COUNTESS STENO

A woman less courageous than the Countess, less capable of looking a situation in the face and of advancing to it, such an evening would have marked the prelude to one of those nights of insomnia when the mind exhausts in advance all the agonies of probable danger. Countess Steno did not know what weakness and fear were.

A creature of energy and of action, who felt herself to be above all danger, she attached no meaning to the word uneasiness. So she slept, on the night which followed that soiree, a sleep as profound, as refreshing, as if Gorka had never returned with vengeance in his heart, with threats in his eyes. Toward ten o'clock the following morning, she was in the tiny salon, or rather, the office adjoining her bedroom, examining several accounts brought by one of her men of business. Rising at seven o'clock, according to her custom, she had taken the cold bath in which, in summer as well as winter, she daily quickened her blood. She had breakfasted, 'a l'anglaise', following the rule to which she claimed to owe the preservation of her digestion, upon eggs, cold meat, and tea. She had made her complicated toilette, had visited her daughter to ascertain how she had slept, had written five letters, for her cosmopolitan salon compelled her to carry on an immense correspondence, which radiated between Cairo and New York, St. Petersburg and Bombay, taking in Munich, London, and Madeira, and she was as faithful in friendship as she was inconstant in love. Her large handwriting, so elegant in its composition, had covered pages and pages before she said: "I have a rendezvous at eleven o'clock with Maitland. Ardea will be here at ten to talk of his marriage. I have accounts from Finoli to examine.
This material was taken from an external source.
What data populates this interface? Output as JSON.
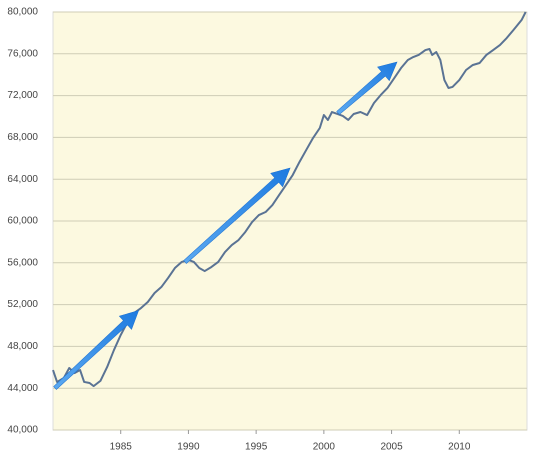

I hope that Gorka will not come, too, this morning."…. Persons in whom the feeling of love is very complete, but very physical, are thus. They give themselves and take themselves back altogether. The Countess experienced no more pity than fear in thinking of her betrayed lover. She had determined to say to him, "I no longer love you," frankly, openly, and to offer him his choice between a final rupture or a firm friendship.

The only annoyance depended upon the word of explanation, which she desired to see postponed until afternoon, when she would be free, an annoyance which, however, did not prevent her from examining with her usual accuracy the additions and multiplications of her intendant, who stood near her with a face such as Bonifagio gave to his Pharisees. He managed the seven hundred hectares of Piove, near Padua, Madame Steno's favorite estate. She had increased the revenue from it tenfold, by the draining of a sterile and often malignant lagoon, which, situated a metre below the water-level, had proved of surprising fertility; and she calculated the probable operations for weeks in advance with the detailed and precise knowledge of rural cultivation which is the characteristic of the Italian aristocracy and the permanent cause of its vitality.

"Then you estimate the gain from the silkworms at about fifty kilos of cocoons to an ounce?"

"Yes, Excellency," replied the intendant.

"One hundred ounces of yellow; one hundred times fifty makes five thousand," resumed the Countess. "At four francs fifty?"

"Perhaps five, Excellency," said the intendant.

"Let us say twenty-two thousand five hundred," said the Countess, "and as much for the Japanese…. That will bring us in our outlay for building."

"Yes, Excellency. And about the wine?"